When the browser sends a request to the server next time it loads a resource, it will add the Etag value returned last time to if-none-match in the request header. The server only needs to compare the if-none-match value sent by the client with the Etag of the resource on the server. It is a good idea to determine whether the resource has been modified relative to the client. If the server finds that the ETag does not match, it sends the new resource (including the new ETag) to the client in a regular GET 200 packet return. If the ETag is consistent, 304 is returned to inform the client to use the local cache directly.

Last-Modified VS ETag

  • Etag is superior to Last-Modified in accuracy.

    Last-modified time is in seconds. If a file changes several times within a second, their last-Modified time is not actually Modified, but Etag changes each time to ensure accuracy. If the server is load-balanced, the last-Modified generated by each server may also be inconsistent.

  • In terms of performance, Etag is inferior to Last-Modified, because last-Modified only records time, whereas Etag requires the server to compute a hash value through an algorithm.

  • In terms of priority, server verification takes precedence over Etag.

The mandatory-cache takes precedence over the negotiated Cache. If mandatory-cache (Expires and cache-control) is valid, the Cache is used directly, and If not, the negotiated Cache (last-modified/if-modified-since and Etag/if-none-match) is used. The server decides whether to use the negotiated cache. If the negotiated cache is invalid, the cache of the request is invalid. 200 is returned, and the resource and cache id are returned again, and then stored in the browser cache. If it takes effect, return to 304 and continue to use the cache.
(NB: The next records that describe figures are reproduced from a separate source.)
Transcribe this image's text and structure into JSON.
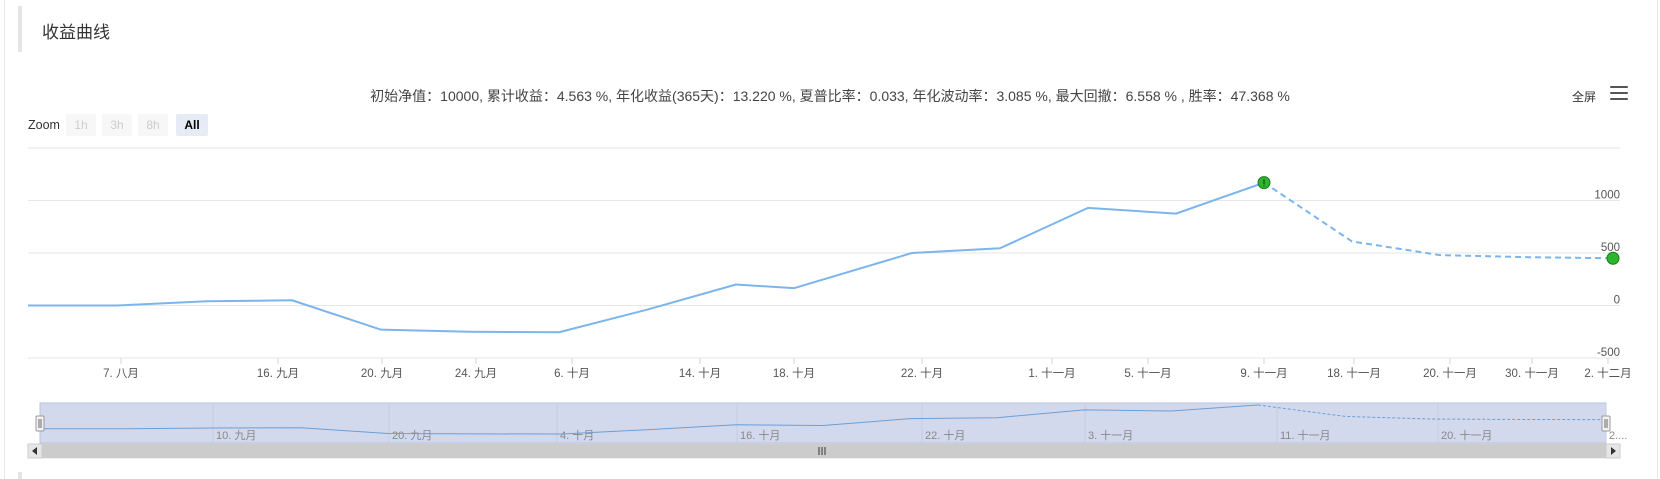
{
  "panel": {
    "title": "收益曲线"
  },
  "stats_text": "初始净值：10000, 累计收益：4.563 %, 年化收益(365天)：13.220 %, 夏普比率：0.033, 年化波动率：3.085 %, 最大回撤：6.558 % , 胜率：47.368 %",
  "toolbar": {
    "fullscreen_label": "全屏",
    "menu_icon": "hamburger-menu-icon"
  },
  "zoom": {
    "label": "Zoom",
    "buttons": [
      {
        "label": "1h",
        "active": false
      },
      {
        "label": "3h",
        "active": false
      },
      {
        "label": "8h",
        "active": false
      },
      {
        "label": "All",
        "active": true
      }
    ]
  },
  "colors": {
    "line": "#7cb5ec",
    "marker": "#2db52d",
    "navigator_mask": "#d2d9ed",
    "scrollbar": "#cccccc"
  },
  "chart_data": {
    "type": "line",
    "x_tick_labels": [
      "7. 八月",
      "16. 九月",
      "20. 九月",
      "24. 九月",
      "6. 十月",
      "14. 十月",
      "18. 十月",
      "22. 十月",
      "1. 十一月",
      "5. 十一月",
      "9. 十一月",
      "18. 十一月",
      "20. 十一月",
      "30. 十一月",
      "2. 十二月"
    ],
    "y_tick_labels": [
      "1000",
      "500",
      "0",
      "-500"
    ],
    "ylim": [
      -500,
      1500
    ],
    "y_ticks": [
      -500,
      0,
      500,
      1000
    ],
    "series": [
      {
        "style": "solid",
        "points": [
          [
            0,
            0
          ],
          [
            1,
            0
          ],
          [
            2,
            40
          ],
          [
            3,
            50
          ],
          [
            4,
            -230
          ],
          [
            5,
            -250
          ],
          [
            6,
            -255
          ],
          [
            7,
            -40
          ],
          [
            8,
            200
          ],
          [
            9,
            165
          ],
          [
            10,
            500
          ],
          [
            11,
            545
          ],
          [
            12,
            930
          ],
          [
            13,
            875
          ],
          [
            14,
            1170
          ]
        ]
      },
      {
        "style": "dashed",
        "points": [
          [
            14,
            1170
          ],
          [
            15,
            610
          ],
          [
            16,
            480
          ],
          [
            17,
            460
          ],
          [
            18,
            450
          ]
        ]
      }
    ],
    "markers": [
      {
        "x": 14,
        "y": 1170,
        "label": "!"
      },
      {
        "x": 18,
        "y": 450,
        "label": ""
      }
    ],
    "navigator_tick_labels": [
      "10. 九月",
      "20. 九月",
      "4. 十月",
      "16. 十月",
      "22. 十月",
      "3. 十一月",
      "11. 十一月",
      "20. 十一月",
      "2...."
    ]
  }
}
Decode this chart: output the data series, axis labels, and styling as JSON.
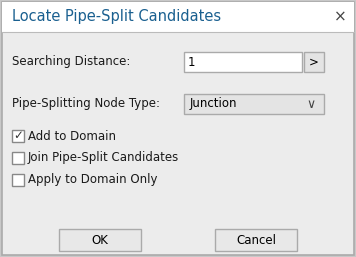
{
  "title": "Locate Pipe-Split Candidates",
  "close_btn": "×",
  "outer_bg": "#c8c8c8",
  "dialog_bg": "#ececec",
  "title_bg": "#ffffff",
  "title_color": "#1a6090",
  "body_bg": "#ececec",
  "label_color": "#1a1a1a",
  "fields": [
    {
      "label": "Searching Distance:",
      "value": "1",
      "has_btn": true,
      "btn_label": ">"
    },
    {
      "label": "Pipe-Splitting Node Type:",
      "value": "Junction",
      "has_btn": false,
      "is_dropdown": true
    }
  ],
  "checkboxes": [
    {
      "label": "Add to Domain",
      "checked": true
    },
    {
      "label": "Join Pipe-Split Candidates",
      "checked": false
    },
    {
      "label": "Apply to Domain Only",
      "checked": false
    }
  ],
  "buttons": [
    "OK",
    "Cancel"
  ],
  "font_size": 8.5,
  "title_font_size": 10.5
}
What will the browser do if no caching policy is set?

In this case, the browser uses a heuristic algorithm that typically takes 10% of the Date minus last-Modified value in the response header as the cache time.
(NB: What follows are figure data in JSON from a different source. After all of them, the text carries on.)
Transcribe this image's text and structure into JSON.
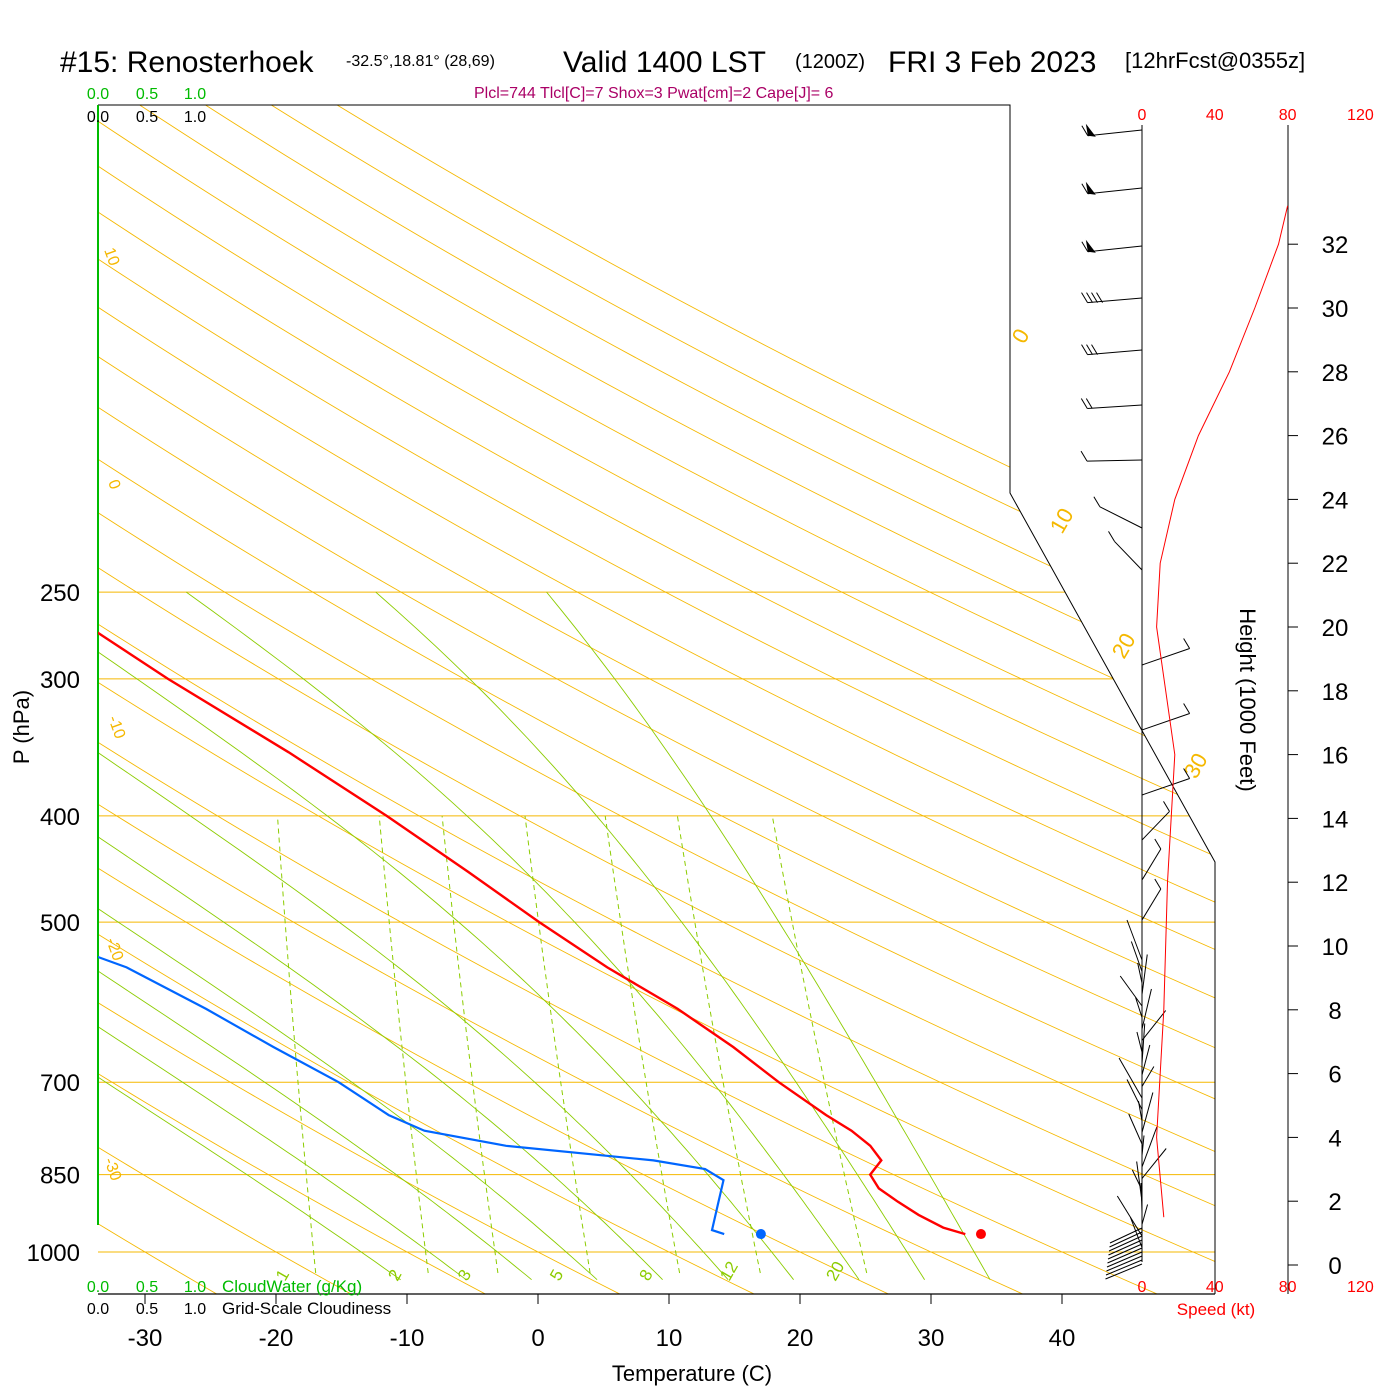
{
  "header": {
    "station": "#15: Renosterhoek",
    "coords": "-32.5°,18.81° (28,69)",
    "valid": "Valid 1400 LST",
    "utc": "(1200Z)",
    "date": "FRI 3 Feb 2023",
    "forecast": "[12hrFcst@0355z]",
    "indices": "Plcl=744 Tlcl[C]=7 Shox=3 Pwat[cm]=2 Cape[J]= 6"
  },
  "colors": {
    "temperature": "#ff0000",
    "dewpoint": "#0066ff",
    "isobar": "#f5b800",
    "dry_adiabat": "#f5b800",
    "moist_adiabat": "#8ccc00",
    "mixing_ratio": "#8ccc00",
    "cloud": "#00bb00",
    "indices": "#aa0066",
    "speed_scale": "#ff0000"
  },
  "scales": {
    "cloudwater_ticks_top": [
      "0.0",
      "0.5",
      "1.0"
    ],
    "cloudiness_ticks_top": [
      "0.0",
      "0.5",
      "1.0"
    ],
    "cloudwater_ticks_bottom": [
      "0.0",
      "0.5",
      "1.0"
    ],
    "cloudwater_label": "CloudWater (g/Kg)",
    "cloudiness_ticks_bottom": [
      "0.0",
      "0.5",
      "1.0"
    ],
    "cloudiness_label": "Grid-Scale Cloudiness",
    "speed_ticks": [
      "0",
      "40",
      "80",
      "120"
    ],
    "speed_label": "Speed (kt)",
    "height_label": "Height (1000 Feet)",
    "height_ticks": [
      "0",
      "2",
      "4",
      "6",
      "8",
      "10",
      "12",
      "14",
      "16",
      "18",
      "20",
      "22",
      "24",
      "26",
      "28",
      "30",
      "32"
    ]
  },
  "chart_data": {
    "type": "skew-t",
    "xlabel": "Temperature (C)",
    "ylabel": "P (hPa)",
    "x_ticks": [
      -30,
      -20,
      -10,
      0,
      10,
      20,
      30,
      40
    ],
    "pressure_ticks": [
      250,
      300,
      400,
      500,
      700,
      850,
      1000
    ],
    "xlim": [
      -33.5,
      46
    ],
    "ylim_hpa": [
      1040,
      250
    ],
    "dry_adiabat_labels": [
      "10",
      "0",
      "-10",
      "-20",
      "-30",
      "0",
      "10",
      "20",
      "30"
    ],
    "mixing_ratio_labels": [
      "1",
      "2",
      "3",
      "5",
      "8",
      "12",
      "20"
    ],
    "temperature_profile": [
      {
        "p": 963,
        "t": 32.3
      },
      {
        "p": 950,
        "t": 30.5
      },
      {
        "p": 925,
        "t": 28.4
      },
      {
        "p": 900,
        "t": 26.6
      },
      {
        "p": 875,
        "t": 24.9
      },
      {
        "p": 850,
        "t": 24.0
      },
      {
        "p": 825,
        "t": 24.6
      },
      {
        "p": 800,
        "t": 23.5
      },
      {
        "p": 775,
        "t": 21.8
      },
      {
        "p": 750,
        "t": 19.6
      },
      {
        "p": 700,
        "t": 15.4
      },
      {
        "p": 650,
        "t": 11.3
      },
      {
        "p": 600,
        "t": 6.4
      },
      {
        "p": 550,
        "t": 0.3
      },
      {
        "p": 500,
        "t": -5.7
      },
      {
        "p": 450,
        "t": -12.0
      },
      {
        "p": 400,
        "t": -19.2
      },
      {
        "p": 350,
        "t": -27.8
      },
      {
        "p": 300,
        "t": -38.3
      },
      {
        "p": 260,
        "t": -47.4
      }
    ],
    "dewpoint_profile": [
      {
        "p": 963,
        "td": 13.9
      },
      {
        "p": 955,
        "td": 12.9
      },
      {
        "p": 900,
        "td": 12.9
      },
      {
        "p": 860,
        "td": 12.9
      },
      {
        "p": 840,
        "td": 11.3
      },
      {
        "p": 825,
        "td": 7.2
      },
      {
        "p": 800,
        "td": -4.3
      },
      {
        "p": 775,
        "td": -10.8
      },
      {
        "p": 750,
        "td": -13.8
      },
      {
        "p": 700,
        "td": -18.2
      },
      {
        "p": 650,
        "td": -23.8
      },
      {
        "p": 600,
        "td": -29.6
      },
      {
        "p": 550,
        "td": -36.4
      },
      {
        "p": 500,
        "td": -46.7
      },
      {
        "p": 450,
        "td": -58.2
      },
      {
        "p": 425,
        "td": -57.4
      },
      {
        "p": 400,
        "td": -58.8
      },
      {
        "p": 350,
        "td": -64.5
      },
      {
        "p": 300,
        "td": -71.0
      },
      {
        "p": 260,
        "td": -71.7
      }
    ],
    "surface_marker": {
      "p": 963,
      "t": 33.5,
      "td": 16.7
    },
    "wind_speed_profile_kt": [
      {
        "h": 1.5,
        "spd": 12
      },
      {
        "h": 4,
        "spd": 8
      },
      {
        "h": 8,
        "spd": 12
      },
      {
        "h": 12,
        "spd": 14
      },
      {
        "h": 16,
        "spd": 18
      },
      {
        "h": 20,
        "spd": 8
      },
      {
        "h": 22,
        "spd": 10
      },
      {
        "h": 24,
        "spd": 18
      },
      {
        "h": 26,
        "spd": 31
      },
      {
        "h": 28,
        "spd": 48
      },
      {
        "h": 30,
        "spd": 62
      },
      {
        "h": 32,
        "spd": 75
      },
      {
        "h": 33.2,
        "spd": 80
      }
    ]
  }
}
Caching best practices in real world scenarios

  1. Index. HTML is not cached and gets the latest version on every request.
  2. Strong caching of resource files such as JS, CSS and images (set to one month or one year). Use Webpack and other front-end building tools to add hash processing to resource file names.

Why not cache index.html strongly?

Since most systems are single-page applications now, index. HTML is the entrance of all resources. If index. HTML is strongly cached, the latest resource files cannot be obtained, resulting in the failure of the whole system to update normally.
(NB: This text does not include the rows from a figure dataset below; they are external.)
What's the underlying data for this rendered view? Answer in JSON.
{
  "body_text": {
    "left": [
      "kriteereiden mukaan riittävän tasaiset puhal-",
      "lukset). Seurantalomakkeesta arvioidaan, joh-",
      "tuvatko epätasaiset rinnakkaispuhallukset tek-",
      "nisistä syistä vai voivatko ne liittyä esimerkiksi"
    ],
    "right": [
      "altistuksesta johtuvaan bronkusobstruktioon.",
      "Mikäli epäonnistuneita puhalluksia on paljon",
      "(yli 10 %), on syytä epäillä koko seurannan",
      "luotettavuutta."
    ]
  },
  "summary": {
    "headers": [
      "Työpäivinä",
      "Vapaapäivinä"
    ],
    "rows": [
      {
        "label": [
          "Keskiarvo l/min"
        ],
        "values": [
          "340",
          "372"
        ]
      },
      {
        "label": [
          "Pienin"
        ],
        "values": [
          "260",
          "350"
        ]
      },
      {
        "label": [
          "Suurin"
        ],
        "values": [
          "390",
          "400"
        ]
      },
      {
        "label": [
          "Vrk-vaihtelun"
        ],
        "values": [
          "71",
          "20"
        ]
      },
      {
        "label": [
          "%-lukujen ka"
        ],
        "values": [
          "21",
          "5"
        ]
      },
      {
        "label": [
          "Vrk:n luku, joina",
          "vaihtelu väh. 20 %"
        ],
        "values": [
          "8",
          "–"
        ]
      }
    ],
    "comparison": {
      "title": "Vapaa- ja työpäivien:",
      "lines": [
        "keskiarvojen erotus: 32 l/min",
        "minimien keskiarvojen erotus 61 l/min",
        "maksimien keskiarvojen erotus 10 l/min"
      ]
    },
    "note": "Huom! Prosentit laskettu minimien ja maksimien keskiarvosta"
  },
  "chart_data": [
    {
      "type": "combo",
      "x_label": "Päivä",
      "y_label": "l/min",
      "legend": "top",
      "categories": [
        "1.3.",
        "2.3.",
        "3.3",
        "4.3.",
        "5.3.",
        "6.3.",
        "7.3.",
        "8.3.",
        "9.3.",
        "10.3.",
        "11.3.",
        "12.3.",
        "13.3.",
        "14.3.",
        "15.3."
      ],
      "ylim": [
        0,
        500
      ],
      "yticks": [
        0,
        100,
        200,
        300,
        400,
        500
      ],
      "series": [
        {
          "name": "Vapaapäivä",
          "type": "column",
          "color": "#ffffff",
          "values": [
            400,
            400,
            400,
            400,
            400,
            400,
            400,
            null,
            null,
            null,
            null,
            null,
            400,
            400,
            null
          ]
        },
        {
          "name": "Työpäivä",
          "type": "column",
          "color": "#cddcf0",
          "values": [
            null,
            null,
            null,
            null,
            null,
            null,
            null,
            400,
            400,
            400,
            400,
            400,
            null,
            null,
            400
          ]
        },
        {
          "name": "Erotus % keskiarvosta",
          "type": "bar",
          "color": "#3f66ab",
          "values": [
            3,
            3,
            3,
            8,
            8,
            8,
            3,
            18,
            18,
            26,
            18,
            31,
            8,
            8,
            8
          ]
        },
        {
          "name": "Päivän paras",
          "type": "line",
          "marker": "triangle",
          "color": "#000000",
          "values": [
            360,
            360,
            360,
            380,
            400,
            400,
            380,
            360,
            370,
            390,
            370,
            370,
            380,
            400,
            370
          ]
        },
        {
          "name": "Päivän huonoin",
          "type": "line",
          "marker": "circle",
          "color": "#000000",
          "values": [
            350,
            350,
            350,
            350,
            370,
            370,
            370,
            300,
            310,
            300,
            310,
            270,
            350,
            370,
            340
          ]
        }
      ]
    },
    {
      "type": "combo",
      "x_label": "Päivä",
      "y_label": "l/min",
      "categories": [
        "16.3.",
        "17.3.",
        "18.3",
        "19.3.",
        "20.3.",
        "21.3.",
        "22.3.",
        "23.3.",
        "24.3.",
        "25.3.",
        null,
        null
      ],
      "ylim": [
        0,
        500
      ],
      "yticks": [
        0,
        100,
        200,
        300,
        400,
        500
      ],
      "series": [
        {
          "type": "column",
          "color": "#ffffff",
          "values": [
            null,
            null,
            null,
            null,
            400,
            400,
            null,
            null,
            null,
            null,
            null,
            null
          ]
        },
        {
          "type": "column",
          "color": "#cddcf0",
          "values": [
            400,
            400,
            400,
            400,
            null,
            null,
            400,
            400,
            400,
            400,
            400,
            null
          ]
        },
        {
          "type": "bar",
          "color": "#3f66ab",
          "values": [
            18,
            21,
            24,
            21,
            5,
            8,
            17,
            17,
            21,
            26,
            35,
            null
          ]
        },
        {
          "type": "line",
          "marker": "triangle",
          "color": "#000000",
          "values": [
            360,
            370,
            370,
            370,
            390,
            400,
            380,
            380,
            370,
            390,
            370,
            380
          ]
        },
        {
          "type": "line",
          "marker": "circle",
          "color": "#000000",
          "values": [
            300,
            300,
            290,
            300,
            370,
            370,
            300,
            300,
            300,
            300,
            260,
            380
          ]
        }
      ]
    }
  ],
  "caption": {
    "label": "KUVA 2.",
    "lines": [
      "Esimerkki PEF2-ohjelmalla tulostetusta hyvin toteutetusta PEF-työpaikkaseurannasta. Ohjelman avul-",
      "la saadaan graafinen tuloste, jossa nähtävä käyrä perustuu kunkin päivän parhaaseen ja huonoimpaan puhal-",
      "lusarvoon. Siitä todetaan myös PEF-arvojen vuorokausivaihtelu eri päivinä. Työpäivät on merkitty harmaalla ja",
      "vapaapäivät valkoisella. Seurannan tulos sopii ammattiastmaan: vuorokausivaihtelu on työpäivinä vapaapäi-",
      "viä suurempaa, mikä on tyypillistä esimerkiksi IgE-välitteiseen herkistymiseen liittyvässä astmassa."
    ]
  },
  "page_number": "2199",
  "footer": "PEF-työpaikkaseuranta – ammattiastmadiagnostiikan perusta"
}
Why can other resource files be strong cached?

Because other resources are packaged by the front-end build tool, the generated file names have special hash values. Each rebuild generates a new batch of resource file names with hash values. For example, index.de62f314.js.

When a new front-end project file is deployed to the server, the browser requests index.html and finds that the name of the relevant resource file has changed.

How to set up cache

Set meta information in HTML

<meta http-equiv="Cache-Control" content="max-age=31536000" />
Copy the code

Set the response header on the server

res.setHeader('Cache-Control', 'public, max-age=31536000')
Copy the code

How to disable caching

Set meta information in HTML

<meta http-equiv="pragma" content="no-cache"> 
<meta http-equiv="cache-control" content="no-cache"> 
<meta http-equiv="expires" content="0">
Copy the code

The impact of user behavior on browser caching

The effect of user behavior on the browser cache refers to the cache policies that are triggered when the user acts on the browser. There are three main types:

  • Open the web page and enter the address in the address bar to check whether there is a match in the disk cache. Use if available; If no network request is sent.

  • Plain flush (F5) : Since TAB is not closed, memory cache is available and will be used preferentially (if a match is made). Disk cache comes next.

  • Forced refresh (Ctrl + F5) : The browser does not use caching, so requests are sent with cache-Control :no-cache(with Pragma:no-cache for compatibility) in the header, and the server returns 200 and the latest content.